だったらと、職を失った若い衆は出稼ぎに向かうようになったらしい。
「南の島を領する景家も、出稼ぎの者を好待遇で迎えているとか」
「景家って、後宮入りした人がいたような」
「あ~、いたいた。景淑妃、だったか。あの御方が次代の皇太后になったら、食いもんで困ることもないよなあ」
それはどうだろうかと思ったが、頷いておく。
游峯はさらに探りを入れた。
「そういえば、南の島で妹の夫になる男を探して来いと言われたんだ。島に、良い男っているのか?」
「おうおう、南の島の男は、どいつも明るく働き者で、良い奴らばかりだ」
「そっか」
星貴妃の好みの者がいるかはまだわからないが、話を聞いていると良い男がいそうだった。
「そういや、ドえらい綺麗な男がいるって聞いたな」
「え!?」
詳しく聞かせてくれと、船乗りに迫る。
「なんでも、見たねえないくらい生っ白い肌に、黒光りした髪、ガラス玉みたいな青い目に、見上げるほど背の高い男だ。村の女共は、色っぺー、色っぺーって騒いでいるらしい」
「へえ」
船乗りの説明ではいまいち見た目が想像できなかったが、星貴妃の気に入りそうな男がいたようだ。

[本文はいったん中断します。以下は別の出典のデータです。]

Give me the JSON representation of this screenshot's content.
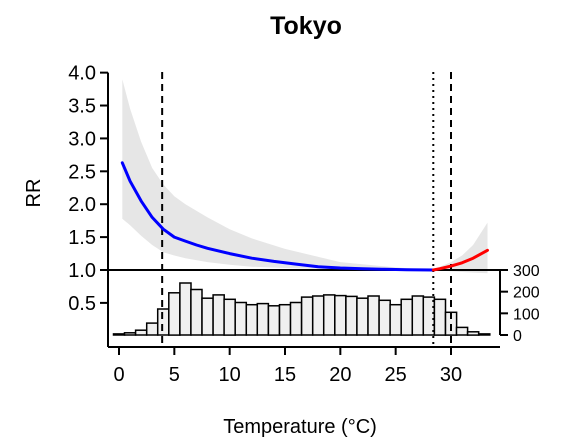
{
  "chart_data": {
    "type": "line",
    "title": "Tokyo",
    "xlabel": "Temperature (°C)",
    "ylabel": "RR",
    "xlim": [
      -0.5,
      34.5
    ],
    "ylim": [
      1.0,
      4.0
    ],
    "x_ticks": [
      0,
      5,
      10,
      15,
      20,
      25,
      30
    ],
    "y_ticks": [
      1.0,
      1.5,
      2.0,
      2.5,
      3.0,
      3.5,
      4.0
    ],
    "y_tick_labels": [
      "1.0",
      "1.5",
      "2.0",
      "2.5",
      "3.0",
      "3.5",
      "4.0"
    ],
    "extra_y_ticks": [
      0.5
    ],
    "extra_y_tick_labels": [
      "0.5"
    ],
    "mmt": 28.4,
    "dashed_lines": [
      3.9,
      30.0
    ],
    "curve_cold": {
      "color": "#0000ff",
      "x": [
        0.3,
        1,
        2,
        3,
        4,
        5,
        6,
        7,
        8,
        10,
        12,
        14,
        16,
        18,
        20,
        22,
        24,
        26,
        28.4
      ],
      "y": [
        2.63,
        2.35,
        2.05,
        1.8,
        1.62,
        1.5,
        1.44,
        1.38,
        1.33,
        1.25,
        1.18,
        1.13,
        1.09,
        1.05,
        1.03,
        1.02,
        1.01,
        1.005,
        1.0
      ]
    },
    "curve_hot": {
      "color": "#ff0000",
      "x": [
        28.4,
        29,
        30,
        31,
        32,
        33.3
      ],
      "y": [
        1.0,
        1.02,
        1.06,
        1.11,
        1.18,
        1.3
      ]
    },
    "ci": {
      "color": "#e6e6e6",
      "x": [
        0.3,
        1,
        2,
        3,
        4,
        5,
        6,
        8,
        10,
        12,
        15,
        20,
        25,
        28.4,
        29,
        30,
        31,
        32,
        33.3
      ],
      "upper": [
        3.9,
        3.45,
        2.95,
        2.55,
        2.3,
        2.12,
        2.0,
        1.8,
        1.62,
        1.48,
        1.32,
        1.12,
        1.04,
        1.0,
        1.05,
        1.12,
        1.22,
        1.38,
        1.72
      ],
      "lower": [
        1.78,
        1.68,
        1.52,
        1.38,
        1.27,
        1.22,
        1.18,
        1.12,
        1.08,
        1.05,
        1.03,
        1.01,
        1.005,
        1.0,
        0.99,
        0.98,
        0.97,
        0.96,
        0.95
      ]
    },
    "histogram": {
      "bin_width": 1,
      "bin_starts": [
        -0.5,
        0.5,
        1.5,
        2.5,
        3.5,
        4.5,
        5.5,
        6.5,
        7.5,
        8.5,
        9.5,
        10.5,
        11.5,
        12.5,
        13.5,
        14.5,
        15.5,
        16.5,
        17.5,
        18.5,
        19.5,
        20.5,
        21.5,
        22.5,
        23.5,
        24.5,
        25.5,
        26.5,
        27.5,
        28.5,
        29.5,
        30.5,
        31.5,
        32.5
      ],
      "counts": [
        5,
        10,
        22,
        55,
        120,
        195,
        240,
        210,
        170,
        185,
        165,
        150,
        140,
        145,
        135,
        140,
        150,
        175,
        180,
        185,
        182,
        178,
        170,
        180,
        160,
        140,
        165,
        180,
        175,
        165,
        105,
        35,
        15,
        5
      ],
      "ylim": [
        0,
        300
      ],
      "y_ticks": [
        0,
        100,
        200,
        300
      ],
      "y_tick_labels": [
        "0",
        "100",
        "200",
        "300"
      ]
    }
  }
}
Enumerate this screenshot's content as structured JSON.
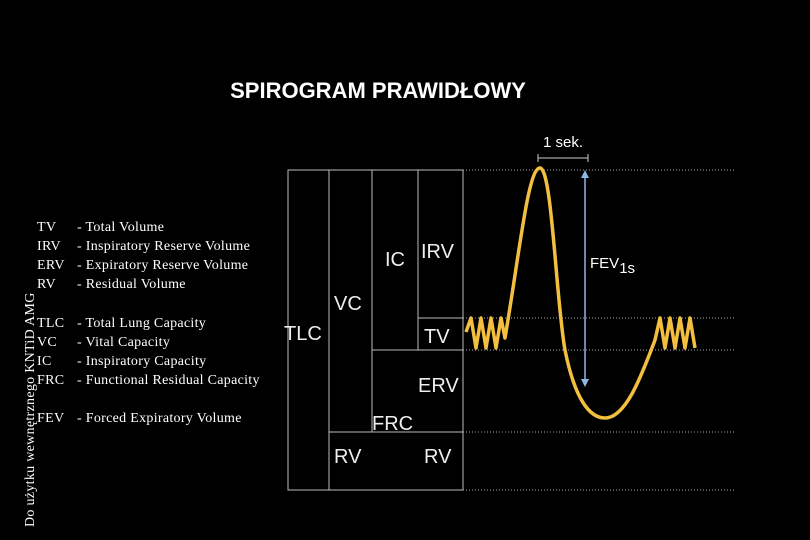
{
  "title": "SPIROGRAM PRAWIDŁOWY",
  "watermark": "Do użytku wewnętrznego KNTiD AMG",
  "time_label": "1 sek.",
  "legend": [
    {
      "abbr": "TV",
      "text": "- Total Volume"
    },
    {
      "abbr": "IRV",
      "text": "- Inspiratory Reserve Volume"
    },
    {
      "abbr": "ERV",
      "text": "- Expiratory Reserve Volume"
    },
    {
      "abbr": "RV",
      "text": "- Residual Volume"
    },
    {
      "abbr": "TLC",
      "text": "- Total Lung Capacity"
    },
    {
      "abbr": "VC",
      "text": "- Vital Capacity"
    },
    {
      "abbr": "IC",
      "text": "- Inspiratory Capacity"
    },
    {
      "abbr": "FRC",
      "text": "- Functional Residual Capacity"
    },
    {
      "abbr": "FEV",
      "text": "- Forced Expiratory Volume"
    }
  ],
  "labels": {
    "tlc": "TLC",
    "vc": "VC",
    "ic": "IC",
    "irv": "IRV",
    "tv": "TV",
    "erv": "ERV",
    "frc": "FRC",
    "rv_bar": "RV",
    "rv_curve": "RV"
  },
  "fev": {
    "main": "FEV",
    "sub": "1s"
  }
}
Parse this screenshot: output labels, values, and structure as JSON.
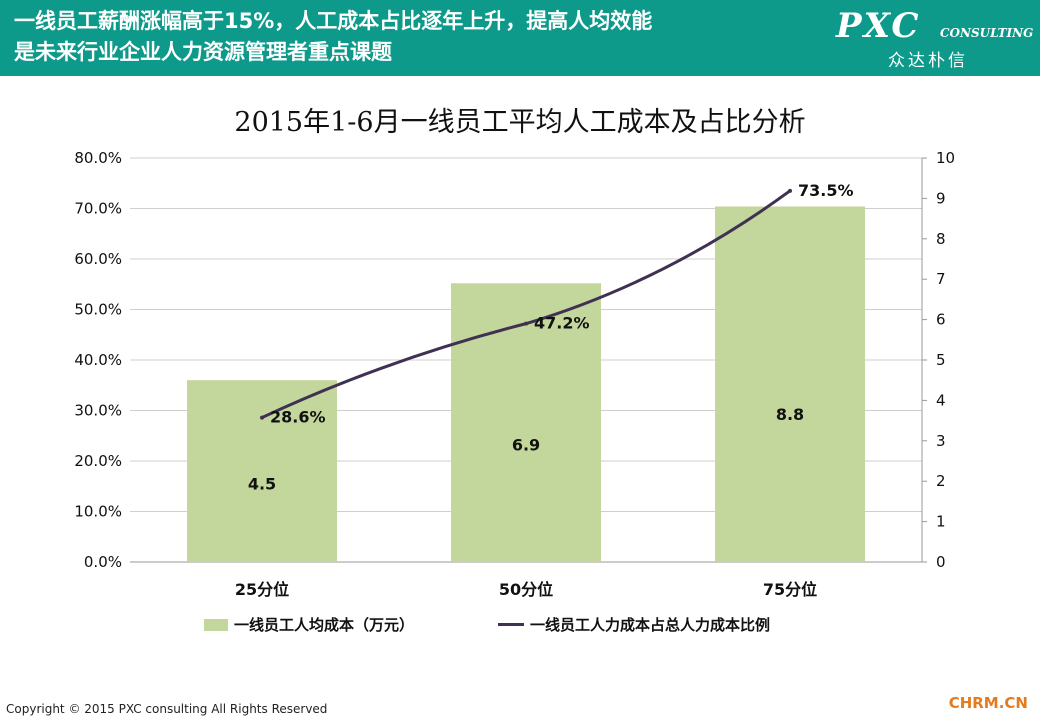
{
  "header": {
    "title_line1": "一线员工薪酬涨幅高于15%，人工成本占比逐年上升，提高人均效能",
    "title_line2": "是未来行业企业人力资源管理者重点课题",
    "logo_main": "PXC",
    "logo_sub": "CONSULTING",
    "logo_cn": "众达朴信"
  },
  "chart_data": {
    "type": "bar",
    "title": "2015年1-6月一线员工平均人工成本及占比分析",
    "categories": [
      "25分位",
      "50分位",
      "75分位"
    ],
    "series": [
      {
        "name": "一线员工人均成本（万元）",
        "kind": "bar",
        "axis": "right",
        "values": [
          4.5,
          6.9,
          8.8
        ],
        "labels": [
          "4.5",
          "6.9",
          "8.8"
        ],
        "color": "#c3d69b"
      },
      {
        "name": "一线员工人力成本占总人力成本比例",
        "kind": "line",
        "axis": "left",
        "values": [
          28.6,
          47.2,
          73.5
        ],
        "labels": [
          "28.6%",
          "47.2%",
          "73.5%"
        ],
        "color": "#3f3151"
      }
    ],
    "y_left": {
      "min": 0,
      "max": 80,
      "step": 10,
      "ticks": [
        "0.0%",
        "10.0%",
        "20.0%",
        "30.0%",
        "40.0%",
        "50.0%",
        "60.0%",
        "70.0%",
        "80.0%"
      ]
    },
    "y_right": {
      "min": 0,
      "max": 10,
      "step": 1,
      "ticks": [
        "0",
        "1",
        "2",
        "3",
        "4",
        "5",
        "6",
        "7",
        "8",
        "9",
        "10"
      ]
    },
    "grid": true,
    "legend_position": "bottom"
  },
  "footer": {
    "copyright": "Copyright © 2015  PXC consulting All Rights Reserved",
    "brand": "CHRM.CN"
  }
}
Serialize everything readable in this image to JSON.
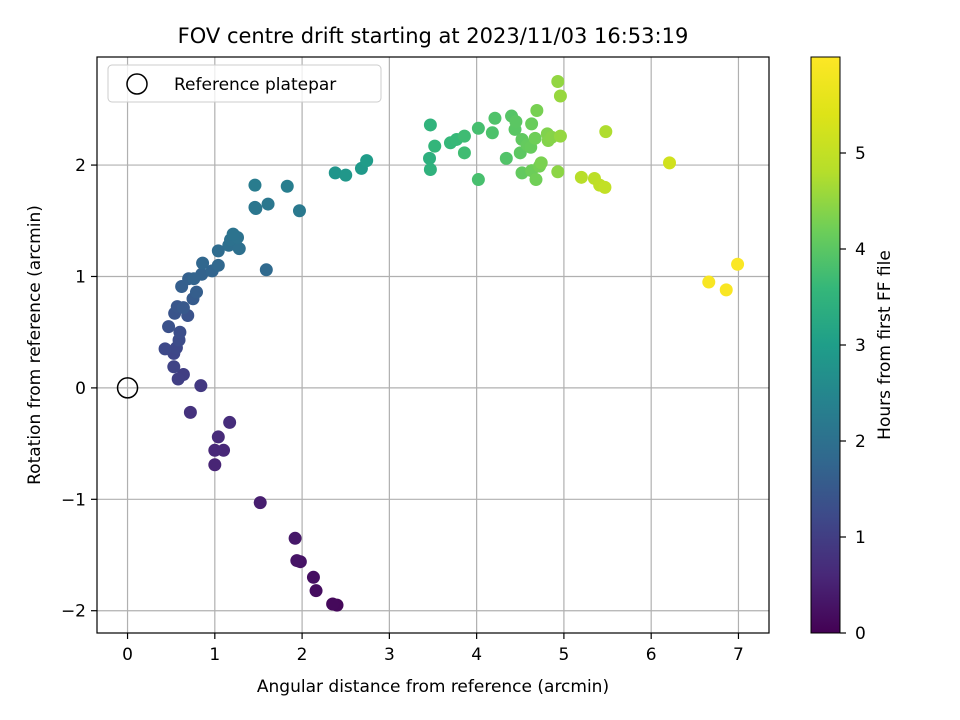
{
  "chart_data": {
    "type": "scatter",
    "title": "FOV centre drift starting at 2023/11/03 16:53:19",
    "xlabel": "Angular distance from reference (arcmin)",
    "ylabel": "Rotation from reference (arcmin)",
    "xlim": [
      -0.35,
      7.35
    ],
    "ylim": [
      -2.2,
      2.97
    ],
    "xticks": [
      0,
      1,
      2,
      3,
      4,
      5,
      6,
      7
    ],
    "yticks": [
      -2,
      -1,
      0,
      1,
      2
    ],
    "grid": true,
    "legend": {
      "placement": "top-left",
      "entries": [
        "Reference platepar"
      ]
    },
    "reference_point": {
      "x": 0,
      "y": 0
    },
    "colorbar": {
      "label": "Hours from first FF file",
      "colormap": "viridis",
      "range": [
        0,
        6.0
      ],
      "ticks": [
        0,
        1,
        2,
        3,
        4,
        5
      ]
    },
    "points": [
      [
        2.4,
        -1.95,
        0.1
      ],
      [
        2.35,
        -1.94,
        0.12
      ],
      [
        2.16,
        -1.82,
        0.18
      ],
      [
        2.13,
        -1.7,
        0.22
      ],
      [
        1.98,
        -1.56,
        0.28
      ],
      [
        1.94,
        -1.55,
        0.3
      ],
      [
        1.92,
        -1.35,
        0.35
      ],
      [
        1.52,
        -1.03,
        0.45
      ],
      [
        1.0,
        -0.69,
        0.55
      ],
      [
        1.1,
        -0.56,
        0.6
      ],
      [
        1.0,
        -0.56,
        0.62
      ],
      [
        1.04,
        -0.44,
        0.65
      ],
      [
        1.17,
        -0.31,
        0.7
      ],
      [
        0.72,
        -0.22,
        0.78
      ],
      [
        0.84,
        0.02,
        0.9
      ],
      [
        0.64,
        0.12,
        1.0
      ],
      [
        0.58,
        0.08,
        1.02
      ],
      [
        0.53,
        0.19,
        1.1
      ],
      [
        0.53,
        0.31,
        1.15
      ],
      [
        0.56,
        0.36,
        1.18
      ],
      [
        0.43,
        0.35,
        1.2
      ],
      [
        0.59,
        0.43,
        1.25
      ],
      [
        0.6,
        0.5,
        1.3
      ],
      [
        0.47,
        0.55,
        1.35
      ],
      [
        0.69,
        0.65,
        1.4
      ],
      [
        0.54,
        0.67,
        1.42
      ],
      [
        0.57,
        0.73,
        1.45
      ],
      [
        0.64,
        0.72,
        1.5
      ],
      [
        0.75,
        0.8,
        1.55
      ],
      [
        0.79,
        0.86,
        1.6
      ],
      [
        0.62,
        0.91,
        1.62
      ],
      [
        0.7,
        0.98,
        1.65
      ],
      [
        0.85,
        1.02,
        1.7
      ],
      [
        0.76,
        0.98,
        1.72
      ],
      [
        0.97,
        1.05,
        1.75
      ],
      [
        0.86,
        1.12,
        1.78
      ],
      [
        1.04,
        1.1,
        1.8
      ],
      [
        1.59,
        1.06,
        1.85
      ],
      [
        1.04,
        1.23,
        1.9
      ],
      [
        1.16,
        1.28,
        1.95
      ],
      [
        1.28,
        1.25,
        1.98
      ],
      [
        1.18,
        1.33,
        2.0
      ],
      [
        1.26,
        1.35,
        2.02
      ],
      [
        1.21,
        1.38,
        2.05
      ],
      [
        1.46,
        1.62,
        2.1
      ],
      [
        1.47,
        1.61,
        2.12
      ],
      [
        1.61,
        1.65,
        2.15
      ],
      [
        1.97,
        1.59,
        2.2
      ],
      [
        1.46,
        1.82,
        2.25
      ],
      [
        1.83,
        1.81,
        2.3
      ],
      [
        2.38,
        1.93,
        2.8
      ],
      [
        2.5,
        1.91,
        2.85
      ],
      [
        2.68,
        1.97,
        2.9
      ],
      [
        2.74,
        2.04,
        2.95
      ],
      [
        3.46,
        2.06,
        3.4
      ],
      [
        3.47,
        1.96,
        3.45
      ],
      [
        3.47,
        2.36,
        3.5
      ],
      [
        3.52,
        2.17,
        3.55
      ],
      [
        3.7,
        2.2,
        3.6
      ],
      [
        3.77,
        2.23,
        3.62
      ],
      [
        3.86,
        2.26,
        3.7
      ],
      [
        3.86,
        2.11,
        3.72
      ],
      [
        4.02,
        2.33,
        3.78
      ],
      [
        4.02,
        1.87,
        3.8
      ],
      [
        4.18,
        2.29,
        3.85
      ],
      [
        4.21,
        2.42,
        3.88
      ],
      [
        4.34,
        2.06,
        3.9
      ],
      [
        4.4,
        2.44,
        3.95
      ],
      [
        4.44,
        2.32,
        3.98
      ],
      [
        4.45,
        2.39,
        4.0
      ],
      [
        4.5,
        2.11,
        4.02
      ],
      [
        4.52,
        2.23,
        4.05
      ],
      [
        4.52,
        1.93,
        4.08
      ],
      [
        4.58,
        2.18,
        4.1
      ],
      [
        4.62,
        2.16,
        4.12
      ],
      [
        4.63,
        2.37,
        4.15
      ],
      [
        4.63,
        1.95,
        4.18
      ],
      [
        4.67,
        2.24,
        4.2
      ],
      [
        4.68,
        1.87,
        4.22
      ],
      [
        4.72,
        1.99,
        4.25
      ],
      [
        4.69,
        2.49,
        4.28
      ],
      [
        4.74,
        2.02,
        4.3
      ],
      [
        4.81,
        2.28,
        4.35
      ],
      [
        4.82,
        2.22,
        4.38
      ],
      [
        4.86,
        2.25,
        4.4
      ],
      [
        4.93,
        1.94,
        4.45
      ],
      [
        4.93,
        2.75,
        4.5
      ],
      [
        4.96,
        2.26,
        4.52
      ],
      [
        4.96,
        2.62,
        4.55
      ],
      [
        5.48,
        2.3,
        4.75
      ],
      [
        5.2,
        1.89,
        4.85
      ],
      [
        5.35,
        1.88,
        4.9
      ],
      [
        5.41,
        1.82,
        4.95
      ],
      [
        5.47,
        1.8,
        5.0
      ],
      [
        6.21,
        2.02,
        5.2
      ],
      [
        6.66,
        0.95,
        5.9
      ],
      [
        6.86,
        0.88,
        5.92
      ],
      [
        6.99,
        1.11,
        5.95
      ]
    ]
  }
}
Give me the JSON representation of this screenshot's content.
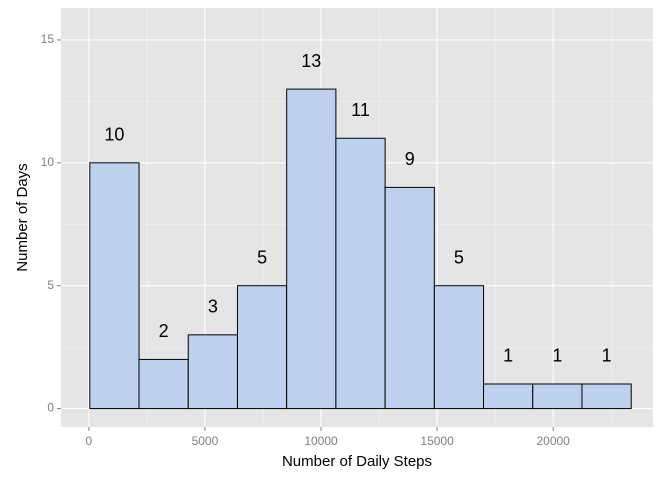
{
  "chart_data": {
    "type": "bar",
    "subtype": "histogram",
    "title": "",
    "xlabel": "Number of Daily Steps",
    "ylabel": "Number of Days",
    "xlim": [
      -1200,
      24300
    ],
    "ylim": [
      -0.75,
      16.3
    ],
    "x_ticks": [
      0,
      5000,
      10000,
      15000,
      20000
    ],
    "x_tick_labels": [
      "0",
      "5000",
      "10000",
      "15000",
      "20000"
    ],
    "y_ticks": [
      0,
      5,
      10,
      15
    ],
    "y_tick_labels": [
      "0",
      "5",
      "10",
      "15"
    ],
    "bins": [
      {
        "start": 41,
        "end": 2161,
        "value": 10,
        "label": "10"
      },
      {
        "start": 2161,
        "end": 4281,
        "value": 2,
        "label": "2"
      },
      {
        "start": 4281,
        "end": 6401,
        "value": 3,
        "label": "3"
      },
      {
        "start": 6401,
        "end": 8521,
        "value": 5,
        "label": "5"
      },
      {
        "start": 8521,
        "end": 10641,
        "value": 13,
        "label": "13"
      },
      {
        "start": 10641,
        "end": 12761,
        "value": 11,
        "label": "11"
      },
      {
        "start": 12761,
        "end": 14881,
        "value": 9,
        "label": "9"
      },
      {
        "start": 14881,
        "end": 17001,
        "value": 5,
        "label": "5"
      },
      {
        "start": 17001,
        "end": 19121,
        "value": 1,
        "label": "1"
      },
      {
        "start": 19121,
        "end": 21241,
        "value": 1,
        "label": "1"
      },
      {
        "start": 21241,
        "end": 23361,
        "value": 1,
        "label": "1"
      }
    ],
    "grid": true,
    "legend": "none",
    "colors": {
      "panel_background": "#e5e5e5",
      "grid_major": "#ffffff",
      "grid_minor": "#f2f2f2",
      "bar_fill": "#bdd1ee",
      "bar_stroke": "#000000",
      "tick_text": "#7f7f7f",
      "axis_title": "#000000"
    }
  }
}
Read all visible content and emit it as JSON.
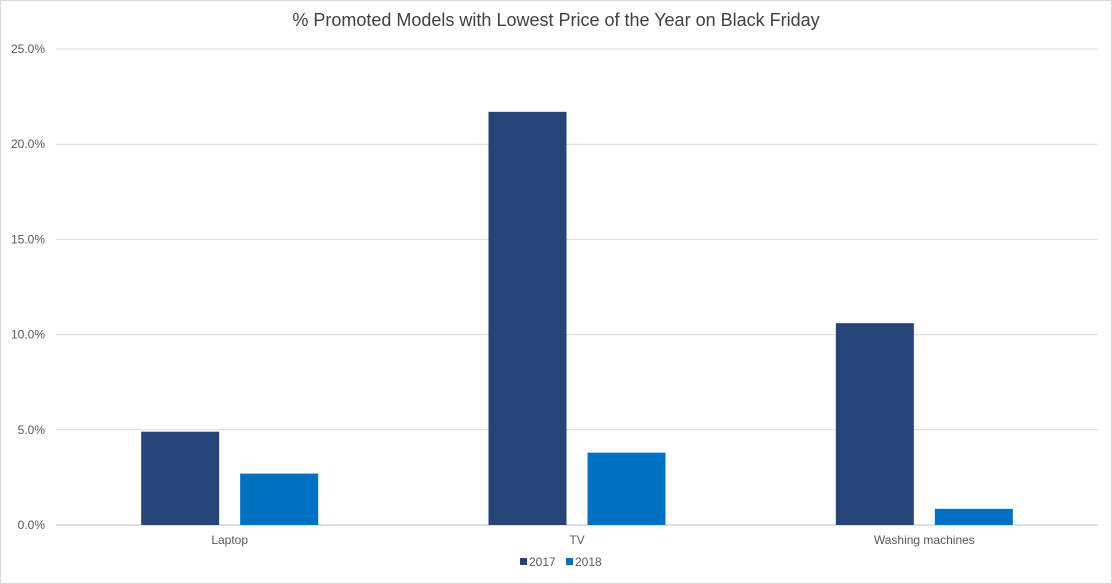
{
  "chart_data": {
    "type": "bar",
    "title": "% Promoted Models with Lowest Price of the Year on Black Friday",
    "categories": [
      "Laptop",
      "TV",
      "Washing machines"
    ],
    "series": [
      {
        "name": "2017",
        "values": [
          4.9,
          21.7,
          10.6
        ],
        "color": "#264478"
      },
      {
        "name": "2018",
        "values": [
          2.7,
          3.8,
          0.85
        ],
        "color": "#0070c0"
      }
    ],
    "ylim": [
      0,
      25
    ],
    "yticks": [
      "0.0%",
      "5.0%",
      "10.0%",
      "15.0%",
      "20.0%",
      "25.0%"
    ],
    "ytick_values": [
      0,
      5,
      10,
      15,
      20,
      25
    ],
    "grid": true,
    "legend_position": "bottom"
  }
}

背が高く、青い目ということは、珊瑚と同じ異国人だろうか。
俄然、気になる。
「そいつ、どこにいるの?」
「景家の屋敷にいるらしい」
「ゲッ」
その辺にいるのかと思っていたら、景家に身を寄せていると。会える確率がぐっと下がった。
「おじさん、その人見たことある?」
「いんや、ないなあ。この客船に乗って来たらしいけれど、その日は非番で」
「そうだったんだ」
まあいい。良い情報が手に入った。游峯は幸先の良い出発になったと一人満足していた。
◇◇◇
船の中でも、星貴妃の婿候補を探す。
しかし、どの男達も痩せていて、目は落ち窪んでいる。健康そうには見えなかった。
今まで、自分達は贅沢な暮らしをしていたのだなと、実感することになる。
船内には食堂があって、朝と夕の二回食事が提供された。
乗船賃に食費は含まれておらず、各自負担で食べることになる。
夕食時、游峯は食堂に向かった。
机や椅子などはなく、床に座って食べるようだ。
游峯は閹官時代の一日の給料と同じ値段の代金を支払い、食事を受け取った。
物価が上がっているので、価格が十倍以上にはね上がっているのだ。
食事の内容は――粥と漬け物のみである。
「うわ……」
粥はほとんど具がなく、漬け物は塩気がない。
想像上の貧しい食事に、游峯は言葉を「ひでぇ」と漏らした。
毎日これだと、游峯も出稼ぎの男のようにやせ細ってしまう。
早く南の島にいる良い男を連れ帰らなければと、決意を固めた。